U.S. stocks gained Friday as signs that the world could be closer to an effective treatment for covid-19 blunted concerns that a rising number of cases will curb the global economic recovery.
Banks led the S&P 500 Index higher as the gauge extended its weekly gain to 1.8%. The broader index outperformed the tech-heavy Nasdaq 100 on Friday for the first time in almost two weeks. Gilead Sciences Inc. advanced after reporting its Remdesivir treatment cut covid-19 mortality risk by 62%, helping to ease concern about spreading infections.
Oil rallied past $40 a barrel. European shares advanced. Treasurys reversed a gain that had pushed the five-year yield to a record low.
With record deaths across America, as well as fears of a second wave in Asia, the spotlight is back on the outlook for the coronavirus as investors head into the weekend. Fiscal and monetary stimulus has buoyed markets thus far, but investors are looking for signals on what additional support may be in the works. Federal Reserve Bank of Dallas President Robert Kaplan, speaking on Fox Business, said he sees the need for more fiscal outlays.

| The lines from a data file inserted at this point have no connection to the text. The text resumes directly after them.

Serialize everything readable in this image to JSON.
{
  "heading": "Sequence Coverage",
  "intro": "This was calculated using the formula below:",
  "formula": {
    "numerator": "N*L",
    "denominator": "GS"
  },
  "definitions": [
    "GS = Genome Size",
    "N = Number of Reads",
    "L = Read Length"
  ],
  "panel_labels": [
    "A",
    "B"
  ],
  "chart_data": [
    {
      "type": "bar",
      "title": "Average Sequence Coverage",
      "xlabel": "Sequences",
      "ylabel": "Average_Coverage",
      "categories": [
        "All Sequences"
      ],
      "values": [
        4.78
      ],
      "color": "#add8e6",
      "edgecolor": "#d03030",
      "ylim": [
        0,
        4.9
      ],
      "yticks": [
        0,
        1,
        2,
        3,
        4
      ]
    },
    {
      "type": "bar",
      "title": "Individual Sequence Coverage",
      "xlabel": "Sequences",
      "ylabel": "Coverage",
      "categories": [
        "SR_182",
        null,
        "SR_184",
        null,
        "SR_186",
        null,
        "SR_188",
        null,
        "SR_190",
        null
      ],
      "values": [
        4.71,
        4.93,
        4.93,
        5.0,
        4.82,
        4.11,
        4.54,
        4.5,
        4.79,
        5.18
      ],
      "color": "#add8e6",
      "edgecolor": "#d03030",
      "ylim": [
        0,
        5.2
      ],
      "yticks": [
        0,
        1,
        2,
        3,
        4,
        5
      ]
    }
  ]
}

“The equity rally can continue,” said Ben Kirby, co-head of investments and portfolio manager at Thornburg Investment Management, which has about $40 billion in assets under management. “We have too much liquidity in the system, and more in the pipeline.”
Elsewhere, China shares dropped as selling by state-backed funds signaled authorities wanted to slow the pace of gains following the Shanghai Composite’s eight-day winning run.
In the U.K., yields on two- and five-year notes hovered near all-time lows amid speculation that the Bank of England may further ease monetary policy.